The lawyer mulled this over for a moment and replied, "First, did your research also show that my mother is dying after a long illness, and has medical bills that are several times her annual income?"

Embarrassed, the United Way rep mumbled, "Um ... no."

The lawyer interrupts, "or that my brother, a disabled veteran, is blind and confined to a wheelchair?"

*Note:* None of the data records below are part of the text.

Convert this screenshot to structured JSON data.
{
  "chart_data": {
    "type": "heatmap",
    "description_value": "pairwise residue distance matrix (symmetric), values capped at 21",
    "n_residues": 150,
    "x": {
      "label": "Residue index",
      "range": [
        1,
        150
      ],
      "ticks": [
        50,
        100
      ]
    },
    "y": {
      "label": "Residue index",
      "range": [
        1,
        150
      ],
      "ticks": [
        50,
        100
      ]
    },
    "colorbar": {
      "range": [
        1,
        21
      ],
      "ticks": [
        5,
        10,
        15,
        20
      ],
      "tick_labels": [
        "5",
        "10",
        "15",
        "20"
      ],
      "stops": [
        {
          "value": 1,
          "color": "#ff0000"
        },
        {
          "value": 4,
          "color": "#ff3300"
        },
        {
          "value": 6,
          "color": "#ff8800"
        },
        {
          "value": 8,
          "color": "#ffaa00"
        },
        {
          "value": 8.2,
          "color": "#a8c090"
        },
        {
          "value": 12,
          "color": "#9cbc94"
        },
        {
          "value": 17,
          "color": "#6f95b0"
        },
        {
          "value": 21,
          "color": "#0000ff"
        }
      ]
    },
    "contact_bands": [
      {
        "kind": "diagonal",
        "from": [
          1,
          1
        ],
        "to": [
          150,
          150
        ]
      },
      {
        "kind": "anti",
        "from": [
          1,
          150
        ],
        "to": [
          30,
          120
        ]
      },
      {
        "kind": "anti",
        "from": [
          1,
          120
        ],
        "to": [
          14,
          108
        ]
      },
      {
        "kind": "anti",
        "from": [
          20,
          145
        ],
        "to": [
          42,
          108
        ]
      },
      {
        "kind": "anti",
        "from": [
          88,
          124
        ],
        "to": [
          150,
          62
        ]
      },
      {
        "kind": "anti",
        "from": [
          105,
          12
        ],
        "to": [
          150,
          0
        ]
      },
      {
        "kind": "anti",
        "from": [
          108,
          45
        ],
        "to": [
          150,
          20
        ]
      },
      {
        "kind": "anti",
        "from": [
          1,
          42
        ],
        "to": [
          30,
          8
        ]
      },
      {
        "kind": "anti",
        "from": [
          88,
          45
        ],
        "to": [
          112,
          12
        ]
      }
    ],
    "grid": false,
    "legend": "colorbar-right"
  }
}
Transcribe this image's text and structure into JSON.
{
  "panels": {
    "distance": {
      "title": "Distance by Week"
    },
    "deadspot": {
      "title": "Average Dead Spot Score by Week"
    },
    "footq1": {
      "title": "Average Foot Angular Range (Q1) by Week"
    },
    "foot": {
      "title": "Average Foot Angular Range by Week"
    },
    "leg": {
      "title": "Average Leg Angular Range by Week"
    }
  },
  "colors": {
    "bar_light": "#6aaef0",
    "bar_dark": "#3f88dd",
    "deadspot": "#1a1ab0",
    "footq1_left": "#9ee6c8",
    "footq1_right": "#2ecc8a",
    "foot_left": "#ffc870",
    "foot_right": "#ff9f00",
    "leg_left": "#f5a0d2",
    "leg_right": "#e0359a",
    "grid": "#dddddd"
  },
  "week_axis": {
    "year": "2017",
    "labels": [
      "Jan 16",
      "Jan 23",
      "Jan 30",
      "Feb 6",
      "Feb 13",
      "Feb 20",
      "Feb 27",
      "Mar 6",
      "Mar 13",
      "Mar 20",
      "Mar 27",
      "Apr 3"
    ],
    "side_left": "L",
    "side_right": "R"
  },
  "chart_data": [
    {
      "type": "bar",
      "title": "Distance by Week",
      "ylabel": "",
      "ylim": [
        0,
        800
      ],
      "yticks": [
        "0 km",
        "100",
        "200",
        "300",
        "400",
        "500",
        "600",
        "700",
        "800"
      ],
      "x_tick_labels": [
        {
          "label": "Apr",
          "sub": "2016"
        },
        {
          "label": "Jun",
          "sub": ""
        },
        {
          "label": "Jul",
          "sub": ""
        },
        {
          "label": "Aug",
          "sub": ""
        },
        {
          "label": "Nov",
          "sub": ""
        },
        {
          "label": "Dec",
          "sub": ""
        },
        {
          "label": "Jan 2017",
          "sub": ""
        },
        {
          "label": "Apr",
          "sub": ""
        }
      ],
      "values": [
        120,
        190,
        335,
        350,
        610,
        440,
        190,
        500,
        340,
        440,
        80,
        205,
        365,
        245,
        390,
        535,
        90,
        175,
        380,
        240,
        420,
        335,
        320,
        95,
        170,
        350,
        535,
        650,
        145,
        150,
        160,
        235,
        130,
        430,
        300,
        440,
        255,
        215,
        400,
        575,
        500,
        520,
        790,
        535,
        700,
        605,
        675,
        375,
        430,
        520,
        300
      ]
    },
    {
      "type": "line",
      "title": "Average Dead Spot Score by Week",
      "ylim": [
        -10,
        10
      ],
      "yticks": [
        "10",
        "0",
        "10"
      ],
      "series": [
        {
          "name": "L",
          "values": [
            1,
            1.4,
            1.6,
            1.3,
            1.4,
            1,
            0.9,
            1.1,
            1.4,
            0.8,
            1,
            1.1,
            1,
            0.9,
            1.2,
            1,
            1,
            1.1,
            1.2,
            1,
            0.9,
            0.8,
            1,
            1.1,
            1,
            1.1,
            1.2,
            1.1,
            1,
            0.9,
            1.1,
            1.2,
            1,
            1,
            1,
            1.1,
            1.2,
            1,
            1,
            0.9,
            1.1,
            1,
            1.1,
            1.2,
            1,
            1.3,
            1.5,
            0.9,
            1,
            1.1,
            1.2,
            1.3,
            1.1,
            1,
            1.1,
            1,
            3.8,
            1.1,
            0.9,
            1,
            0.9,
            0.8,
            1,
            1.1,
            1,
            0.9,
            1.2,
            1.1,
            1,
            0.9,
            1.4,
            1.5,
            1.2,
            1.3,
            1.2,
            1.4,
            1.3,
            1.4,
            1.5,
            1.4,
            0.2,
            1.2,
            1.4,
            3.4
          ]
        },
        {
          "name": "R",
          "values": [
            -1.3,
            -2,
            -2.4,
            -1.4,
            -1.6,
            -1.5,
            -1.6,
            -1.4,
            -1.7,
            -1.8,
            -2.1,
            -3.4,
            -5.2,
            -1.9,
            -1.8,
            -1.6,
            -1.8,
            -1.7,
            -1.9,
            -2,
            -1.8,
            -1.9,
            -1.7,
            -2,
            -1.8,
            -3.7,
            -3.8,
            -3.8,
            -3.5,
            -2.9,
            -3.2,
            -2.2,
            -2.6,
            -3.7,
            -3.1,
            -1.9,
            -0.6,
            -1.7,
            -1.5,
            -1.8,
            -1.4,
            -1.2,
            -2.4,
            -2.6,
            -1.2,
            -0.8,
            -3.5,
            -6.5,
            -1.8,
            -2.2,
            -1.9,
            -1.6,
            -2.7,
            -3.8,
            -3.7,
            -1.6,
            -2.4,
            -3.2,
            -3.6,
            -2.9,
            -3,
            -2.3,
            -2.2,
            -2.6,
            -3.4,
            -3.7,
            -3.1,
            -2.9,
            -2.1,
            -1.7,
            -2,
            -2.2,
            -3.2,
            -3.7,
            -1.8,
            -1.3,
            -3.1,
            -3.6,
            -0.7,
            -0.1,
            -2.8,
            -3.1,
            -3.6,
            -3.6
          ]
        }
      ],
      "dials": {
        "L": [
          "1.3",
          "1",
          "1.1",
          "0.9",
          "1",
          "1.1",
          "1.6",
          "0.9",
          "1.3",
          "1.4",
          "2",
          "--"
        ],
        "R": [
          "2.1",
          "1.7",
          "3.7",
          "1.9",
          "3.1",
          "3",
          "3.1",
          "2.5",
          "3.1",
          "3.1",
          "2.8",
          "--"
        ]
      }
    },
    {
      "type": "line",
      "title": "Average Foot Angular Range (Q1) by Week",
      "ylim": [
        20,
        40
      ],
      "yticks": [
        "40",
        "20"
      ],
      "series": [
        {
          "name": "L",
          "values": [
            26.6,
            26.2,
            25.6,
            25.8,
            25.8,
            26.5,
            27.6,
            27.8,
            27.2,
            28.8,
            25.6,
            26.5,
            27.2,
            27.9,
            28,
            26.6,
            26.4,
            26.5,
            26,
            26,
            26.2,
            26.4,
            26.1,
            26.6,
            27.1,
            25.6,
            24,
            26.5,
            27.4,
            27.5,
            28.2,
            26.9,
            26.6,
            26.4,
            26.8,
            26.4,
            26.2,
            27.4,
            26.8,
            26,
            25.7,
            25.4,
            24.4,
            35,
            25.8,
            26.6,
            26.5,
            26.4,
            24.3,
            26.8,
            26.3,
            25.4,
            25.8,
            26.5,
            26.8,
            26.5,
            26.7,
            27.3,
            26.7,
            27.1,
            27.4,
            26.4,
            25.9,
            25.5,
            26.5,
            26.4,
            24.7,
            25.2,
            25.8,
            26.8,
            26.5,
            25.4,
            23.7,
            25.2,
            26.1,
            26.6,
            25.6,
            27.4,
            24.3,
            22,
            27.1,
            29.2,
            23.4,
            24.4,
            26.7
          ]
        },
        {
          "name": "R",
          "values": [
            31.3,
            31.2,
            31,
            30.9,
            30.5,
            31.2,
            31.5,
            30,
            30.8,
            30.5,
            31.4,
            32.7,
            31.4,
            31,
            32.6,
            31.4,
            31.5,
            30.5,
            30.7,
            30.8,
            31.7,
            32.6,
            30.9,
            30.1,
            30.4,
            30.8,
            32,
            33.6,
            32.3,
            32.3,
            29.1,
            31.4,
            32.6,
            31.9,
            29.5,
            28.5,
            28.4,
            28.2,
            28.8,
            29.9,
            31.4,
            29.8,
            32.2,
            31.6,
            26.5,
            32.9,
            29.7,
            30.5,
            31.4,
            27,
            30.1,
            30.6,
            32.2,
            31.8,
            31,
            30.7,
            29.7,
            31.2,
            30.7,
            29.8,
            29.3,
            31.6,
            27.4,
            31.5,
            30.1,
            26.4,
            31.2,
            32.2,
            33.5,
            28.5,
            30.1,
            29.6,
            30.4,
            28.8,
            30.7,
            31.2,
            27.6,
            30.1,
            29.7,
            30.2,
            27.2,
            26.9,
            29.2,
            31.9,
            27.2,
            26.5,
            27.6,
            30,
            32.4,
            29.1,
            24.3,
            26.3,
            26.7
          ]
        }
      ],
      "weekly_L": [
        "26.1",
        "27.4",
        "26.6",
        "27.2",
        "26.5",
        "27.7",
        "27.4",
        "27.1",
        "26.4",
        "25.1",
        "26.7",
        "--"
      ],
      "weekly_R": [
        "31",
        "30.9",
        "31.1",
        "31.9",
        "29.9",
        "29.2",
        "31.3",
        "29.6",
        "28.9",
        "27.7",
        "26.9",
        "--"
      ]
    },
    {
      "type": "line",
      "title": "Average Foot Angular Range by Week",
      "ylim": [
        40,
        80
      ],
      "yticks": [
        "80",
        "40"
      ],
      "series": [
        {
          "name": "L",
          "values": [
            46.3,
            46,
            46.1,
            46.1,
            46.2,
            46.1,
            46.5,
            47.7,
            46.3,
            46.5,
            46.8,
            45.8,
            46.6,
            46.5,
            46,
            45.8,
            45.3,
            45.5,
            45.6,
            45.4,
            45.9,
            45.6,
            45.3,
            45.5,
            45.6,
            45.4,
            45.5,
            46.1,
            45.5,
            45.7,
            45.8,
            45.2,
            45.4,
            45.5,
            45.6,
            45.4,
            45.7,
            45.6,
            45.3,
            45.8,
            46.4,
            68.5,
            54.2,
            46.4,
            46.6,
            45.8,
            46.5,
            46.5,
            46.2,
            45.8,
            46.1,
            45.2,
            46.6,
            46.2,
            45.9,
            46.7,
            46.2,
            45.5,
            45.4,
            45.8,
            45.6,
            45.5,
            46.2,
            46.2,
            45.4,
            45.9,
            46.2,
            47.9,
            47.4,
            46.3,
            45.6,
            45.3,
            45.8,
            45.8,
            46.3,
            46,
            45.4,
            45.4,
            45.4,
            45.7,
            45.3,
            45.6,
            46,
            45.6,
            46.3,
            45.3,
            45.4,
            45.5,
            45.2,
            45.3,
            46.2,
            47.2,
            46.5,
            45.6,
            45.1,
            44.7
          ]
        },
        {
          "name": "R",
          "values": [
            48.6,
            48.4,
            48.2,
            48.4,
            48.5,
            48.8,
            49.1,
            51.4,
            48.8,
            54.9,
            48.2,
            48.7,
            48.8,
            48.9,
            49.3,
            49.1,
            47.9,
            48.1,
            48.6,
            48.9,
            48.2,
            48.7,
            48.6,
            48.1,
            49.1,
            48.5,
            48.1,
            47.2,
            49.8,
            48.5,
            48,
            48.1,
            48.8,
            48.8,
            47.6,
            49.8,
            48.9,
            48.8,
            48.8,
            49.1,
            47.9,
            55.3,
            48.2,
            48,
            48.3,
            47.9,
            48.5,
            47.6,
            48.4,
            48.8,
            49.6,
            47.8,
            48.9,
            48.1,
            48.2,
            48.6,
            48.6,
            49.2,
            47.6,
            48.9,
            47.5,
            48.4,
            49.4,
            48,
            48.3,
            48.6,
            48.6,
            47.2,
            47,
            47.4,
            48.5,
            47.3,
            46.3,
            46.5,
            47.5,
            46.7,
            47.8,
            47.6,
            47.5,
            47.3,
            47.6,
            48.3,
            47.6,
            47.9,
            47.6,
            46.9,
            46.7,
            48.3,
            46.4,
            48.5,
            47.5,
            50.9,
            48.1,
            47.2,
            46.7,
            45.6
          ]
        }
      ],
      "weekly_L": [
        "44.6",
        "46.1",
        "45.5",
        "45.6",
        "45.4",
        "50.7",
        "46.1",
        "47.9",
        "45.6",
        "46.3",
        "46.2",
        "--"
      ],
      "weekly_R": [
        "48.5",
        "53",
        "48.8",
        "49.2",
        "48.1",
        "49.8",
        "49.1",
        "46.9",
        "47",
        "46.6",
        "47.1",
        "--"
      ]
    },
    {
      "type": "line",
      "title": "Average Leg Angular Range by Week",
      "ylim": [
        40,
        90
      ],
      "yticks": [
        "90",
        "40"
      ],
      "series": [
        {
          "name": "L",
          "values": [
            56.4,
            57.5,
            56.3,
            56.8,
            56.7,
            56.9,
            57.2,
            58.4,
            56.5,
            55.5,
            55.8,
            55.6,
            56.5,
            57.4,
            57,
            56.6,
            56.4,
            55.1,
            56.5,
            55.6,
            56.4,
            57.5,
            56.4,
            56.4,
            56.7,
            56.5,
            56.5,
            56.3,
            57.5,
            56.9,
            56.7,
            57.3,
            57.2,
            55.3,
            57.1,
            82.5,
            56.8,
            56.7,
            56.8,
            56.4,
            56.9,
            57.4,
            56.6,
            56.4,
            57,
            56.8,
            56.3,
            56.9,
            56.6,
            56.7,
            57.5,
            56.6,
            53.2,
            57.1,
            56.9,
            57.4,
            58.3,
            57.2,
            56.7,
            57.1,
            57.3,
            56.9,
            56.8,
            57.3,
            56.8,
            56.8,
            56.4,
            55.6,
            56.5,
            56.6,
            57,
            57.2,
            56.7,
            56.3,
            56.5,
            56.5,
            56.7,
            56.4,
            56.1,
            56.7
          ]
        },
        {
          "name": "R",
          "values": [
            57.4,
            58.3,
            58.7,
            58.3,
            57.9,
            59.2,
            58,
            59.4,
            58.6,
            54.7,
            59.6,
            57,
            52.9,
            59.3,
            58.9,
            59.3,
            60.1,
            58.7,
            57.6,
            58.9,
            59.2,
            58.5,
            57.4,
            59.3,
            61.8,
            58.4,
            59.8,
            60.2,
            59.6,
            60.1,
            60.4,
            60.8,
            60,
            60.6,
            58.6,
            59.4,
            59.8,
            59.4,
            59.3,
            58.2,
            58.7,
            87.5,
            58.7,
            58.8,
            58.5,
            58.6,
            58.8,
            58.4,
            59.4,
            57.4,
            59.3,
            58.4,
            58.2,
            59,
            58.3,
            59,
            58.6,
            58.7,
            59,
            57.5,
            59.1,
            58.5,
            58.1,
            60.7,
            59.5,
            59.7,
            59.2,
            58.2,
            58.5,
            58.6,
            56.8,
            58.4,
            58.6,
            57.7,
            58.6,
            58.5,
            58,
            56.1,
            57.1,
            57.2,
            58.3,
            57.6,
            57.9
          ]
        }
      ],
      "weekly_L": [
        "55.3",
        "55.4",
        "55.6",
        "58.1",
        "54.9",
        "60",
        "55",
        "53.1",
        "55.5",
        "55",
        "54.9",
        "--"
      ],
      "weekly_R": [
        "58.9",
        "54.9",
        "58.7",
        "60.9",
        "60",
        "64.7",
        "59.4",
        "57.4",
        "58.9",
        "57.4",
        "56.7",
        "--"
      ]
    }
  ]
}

The stricken United Way rep began to stammer out an apology, but was interrupted again.

"or that my sister's husband died in a traffic accident," the lawyer's voice rising in indignation, "leaving her penniless with three children?!"

The humiliated United Way rep, completely beaten, said simply, "I had no idea..."

On a roll, the lawyer cut him off once again, "So if I don't give any money to them, why should I give any to you?"
 
A man walks into a tattoo parlor and says he would like a $100 dollar bill on his dick.

Well the tattoo artist laughs and says, "I'll do it for free if you can give me one good reason for it."

The guy thinks for a second and says, "Well one, I like to keep my money in my pants, two I like to watch my money grow, and three I want to see how fast my wife can blow a $100.